Classical intertransverse series have emphasized that extraforaminal disc herniation is a distinct entity that can be identified preoperatively with a high index of suspicion and the aid of MRI, and that this recognition enables a planned operative strategy in which destruction of the apophysial (facet) joint can be avoided(31). In the same report, surgical decompression via the intertransverse approach achieved complete resolution of presenting leg pain in 85% of patients, supporting the concept that a targeted extraforaminal route can yield robust symptom relief while preserving key posterior stabilizing structures(31).
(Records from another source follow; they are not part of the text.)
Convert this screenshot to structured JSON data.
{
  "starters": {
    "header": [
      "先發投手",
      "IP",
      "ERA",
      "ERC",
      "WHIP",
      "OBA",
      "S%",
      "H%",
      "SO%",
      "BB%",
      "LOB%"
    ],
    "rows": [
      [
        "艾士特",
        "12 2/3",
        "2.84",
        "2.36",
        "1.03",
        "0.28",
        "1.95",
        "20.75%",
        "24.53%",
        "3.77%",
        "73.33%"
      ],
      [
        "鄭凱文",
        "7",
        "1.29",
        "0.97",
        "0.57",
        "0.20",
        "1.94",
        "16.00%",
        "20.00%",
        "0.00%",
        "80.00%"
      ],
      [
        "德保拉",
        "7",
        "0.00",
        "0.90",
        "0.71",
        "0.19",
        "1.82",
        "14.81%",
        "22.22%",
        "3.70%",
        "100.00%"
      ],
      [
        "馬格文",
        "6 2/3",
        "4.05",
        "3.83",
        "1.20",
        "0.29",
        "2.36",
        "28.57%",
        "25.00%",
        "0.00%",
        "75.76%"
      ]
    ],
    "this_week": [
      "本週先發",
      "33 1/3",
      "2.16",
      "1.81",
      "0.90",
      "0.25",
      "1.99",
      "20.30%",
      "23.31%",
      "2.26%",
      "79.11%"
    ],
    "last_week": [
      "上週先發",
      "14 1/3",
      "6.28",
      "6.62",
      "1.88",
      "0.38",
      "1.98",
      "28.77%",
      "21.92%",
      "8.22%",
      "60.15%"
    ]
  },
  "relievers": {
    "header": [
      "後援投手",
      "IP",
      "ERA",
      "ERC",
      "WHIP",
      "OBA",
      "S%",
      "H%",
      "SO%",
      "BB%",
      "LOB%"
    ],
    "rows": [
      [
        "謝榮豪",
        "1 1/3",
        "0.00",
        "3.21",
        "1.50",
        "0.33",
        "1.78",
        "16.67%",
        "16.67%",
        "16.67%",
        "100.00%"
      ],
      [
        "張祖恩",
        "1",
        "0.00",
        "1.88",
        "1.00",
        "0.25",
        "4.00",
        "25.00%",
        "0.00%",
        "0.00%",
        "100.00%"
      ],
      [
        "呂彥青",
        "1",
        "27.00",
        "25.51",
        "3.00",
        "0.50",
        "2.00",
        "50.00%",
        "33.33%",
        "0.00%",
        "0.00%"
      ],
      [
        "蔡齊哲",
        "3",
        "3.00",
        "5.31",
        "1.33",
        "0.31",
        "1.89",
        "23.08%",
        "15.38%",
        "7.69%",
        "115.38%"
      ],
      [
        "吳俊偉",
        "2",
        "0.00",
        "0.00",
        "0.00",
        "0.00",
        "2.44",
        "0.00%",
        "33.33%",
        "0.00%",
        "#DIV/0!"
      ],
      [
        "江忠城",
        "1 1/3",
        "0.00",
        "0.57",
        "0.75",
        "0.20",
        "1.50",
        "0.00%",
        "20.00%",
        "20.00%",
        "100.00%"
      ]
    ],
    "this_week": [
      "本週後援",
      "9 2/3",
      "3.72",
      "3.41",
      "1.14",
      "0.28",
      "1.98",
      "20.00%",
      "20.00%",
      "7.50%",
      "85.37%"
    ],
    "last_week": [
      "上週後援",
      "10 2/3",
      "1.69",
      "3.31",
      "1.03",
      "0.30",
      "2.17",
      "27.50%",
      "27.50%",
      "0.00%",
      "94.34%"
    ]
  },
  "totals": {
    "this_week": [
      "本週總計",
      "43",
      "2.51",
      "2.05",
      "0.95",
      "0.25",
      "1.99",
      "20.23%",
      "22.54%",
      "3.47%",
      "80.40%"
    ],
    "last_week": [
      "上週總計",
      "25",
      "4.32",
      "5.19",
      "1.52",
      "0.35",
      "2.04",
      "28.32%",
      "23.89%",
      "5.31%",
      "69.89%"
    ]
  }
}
In line with this rationale, Wang et al.(32) emphasized that the key pathoanatomical feature of the condition is compression of the nerve root outside the foramen, and stated that intertransverse discectomy is a rational approach because the spinal canal is not opened and spinal stability is preserved. In their case-based experience, postoperative outcomes were reported to be satisfactory, with rapid resolution of weakness as well as low back and leg pain, reinforcing that direct extraforaminal decompression can be effective without the need for routine bony enlargement of the facet/pars complex(32).
Study Limitations
The main limitations of this study are its retrospective, single-arm design, relatively small sample size, and short follow-up duration. On the other hand, the fact that all surgeries were performed by a single surgeon-ensuring standardization and consistent implementation of the technique with close attention to surgical anatomy-is a strength. To evaluate recurrence, instability, and medium- to long-term functional outcomes, larger-sample prospective comparative studies are needed.
CONCLUSION
The modified paramedian (paraspinal/Wiltse) approach to FLLH allows effective decompression without any facet or pars resection. In this single-surgeon series, early outcomes demonstrated dramatic radicular pain relief, improvement in mechanical low back pain, and favorable early neurological recovery, with no major complications or early signs of instability. These findings support a stability-preserving, “zero bone resection” philosophy for FLLH at L2-L5 levels, and further comparative studies are warranted.